Tutti ricordavano bene che nel novembre 1922 De Gasperi aveva votato a favore
del governo Mussolini (di cui facevano parte esponenti del partito popolare,
compreso Giovanni Gronchi) e poi della legge elettorale che aveva spianato la
strada al regime.
In
sintesi la maggior parte dei 107 senatori “costituzionali” non era affatto
“democristiana” e meno ancora “papista” mentre pontefice era Pio XII. Dopo aver
trangugiato l'inclusione dei Patti Lateranensi nella Costituzione quei senatori
si sarebbero opposti fermamente a una deriva clericale.
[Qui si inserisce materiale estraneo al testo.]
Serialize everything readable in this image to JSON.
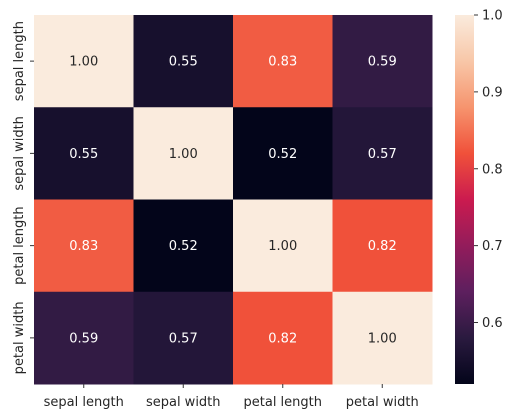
{
  "chart_data": {
    "type": "heatmap",
    "title": "",
    "xlabel": "",
    "ylabel": "",
    "x_categories": [
      "sepal length",
      "sepal width",
      "petal length",
      "petal width"
    ],
    "y_categories": [
      "sepal length",
      "sepal width",
      "petal length",
      "petal width"
    ],
    "values": [
      [
        1.0,
        0.55,
        0.83,
        0.59
      ],
      [
        0.55,
        1.0,
        0.52,
        0.57
      ],
      [
        0.83,
        0.52,
        1.0,
        0.82
      ],
      [
        0.59,
        0.57,
        0.82,
        1.0
      ]
    ],
    "annotations": [
      [
        "1.00",
        "0.55",
        "0.83",
        "0.59"
      ],
      [
        "0.55",
        "1.00",
        "0.52",
        "0.57"
      ],
      [
        "0.83",
        "0.52",
        "1.00",
        "0.82"
      ],
      [
        "0.59",
        "0.57",
        "0.82",
        "1.00"
      ]
    ],
    "colorbar": {
      "min": 0.52,
      "max": 1.0,
      "ticks": [
        0.6,
        0.7,
        0.8,
        0.9,
        1.0
      ],
      "tick_labels": [
        "0.6",
        "0.7",
        "0.8",
        "0.9",
        "1.0"
      ],
      "colormap": "rocket",
      "colormap_stops": [
        "#03051a",
        "#2a1a3f",
        "#5d1f5e",
        "#931c5b",
        "#cb1b4f",
        "#f0513a",
        "#f6946e",
        "#f8c7a8",
        "#faebdd"
      ]
    },
    "grid": false
  }
}
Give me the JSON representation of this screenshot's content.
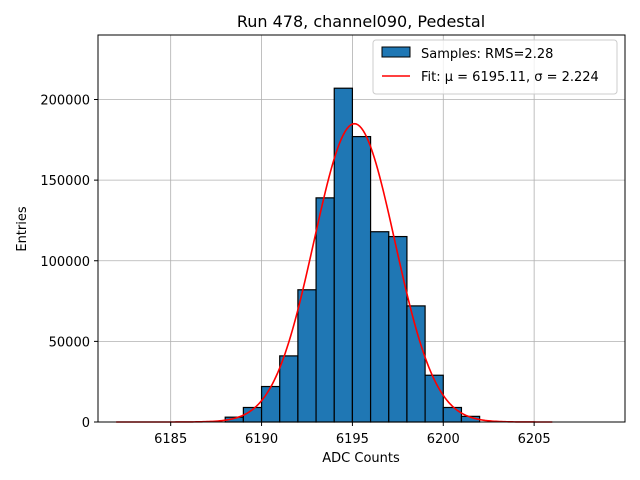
{
  "chart_data": {
    "type": "bar",
    "title": "Run 478, channel090, Pedestal",
    "xlabel": "ADC Counts",
    "ylabel": "Entries",
    "xlim": [
      6181,
      6210
    ],
    "ylim": [
      0,
      240000
    ],
    "xticks": [
      6185,
      6190,
      6195,
      6200,
      6205
    ],
    "yticks": [
      0,
      50000,
      100000,
      150000,
      200000
    ],
    "grid": true,
    "legend_position": "top-right",
    "bin_width": 1,
    "bins": [
      6188,
      6189,
      6190,
      6191,
      6192,
      6193,
      6194,
      6195,
      6196,
      6197,
      6198,
      6199,
      6200,
      6201
    ],
    "values": [
      3000,
      9000,
      22000,
      41000,
      82000,
      139000,
      207000,
      177000,
      118000,
      115000,
      72000,
      29000,
      9000,
      3500
    ],
    "fit": {
      "mu": 6195.11,
      "sigma": 2.224,
      "amplitude": 185000,
      "x_range": [
        6182,
        6206
      ]
    },
    "legend": [
      {
        "label": "Samples: RMS=2.28",
        "kind": "patch",
        "color": "#1f77b4"
      },
      {
        "label": "Fit: μ = 6195.11, σ = 2.224",
        "kind": "line",
        "color": "#ff0000"
      }
    ],
    "colors": {
      "bar_fill": "#1f77b4",
      "bar_edge": "#000000",
      "fit_line": "#ff0000",
      "grid": "#b0b0b0"
    }
  }
}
Pertanto De Gasperi non
avrebbe mai avuto la maggioranza in Senato, proprio perché i “patres di
diritto” facevano la differenza. Perciò, non per “generosità” ma per necessità,
egli varò il governo quadripartito formato da democristiani, liberali,
repubblicani e socialdemocratici, con vicepresidente Einaudi (e poi il Giuseppe
Saragat quando Einaudi fu eletto presidente della Repubblica) e il massone
Facchinetti alla Difesa.
Furono
quei “senatori di diritto” a salvaguardare la tradizione della Terza Italia che
rischiava di essere risucchiata nelle sabbie mobili di una malintesa
contrapposizione tra Roma e San Pietro anziché, come era, tra lo stalinismo e
l'Occidente liberaldemocratico tutelato dagli Stati Uniti d'America e, di lì a
poco, dall'ingresso dell'Italia nella Nato, strenuamente voluto dal “fratello” Randolfo
Pacciardi molto prima e più che da De Gasperi.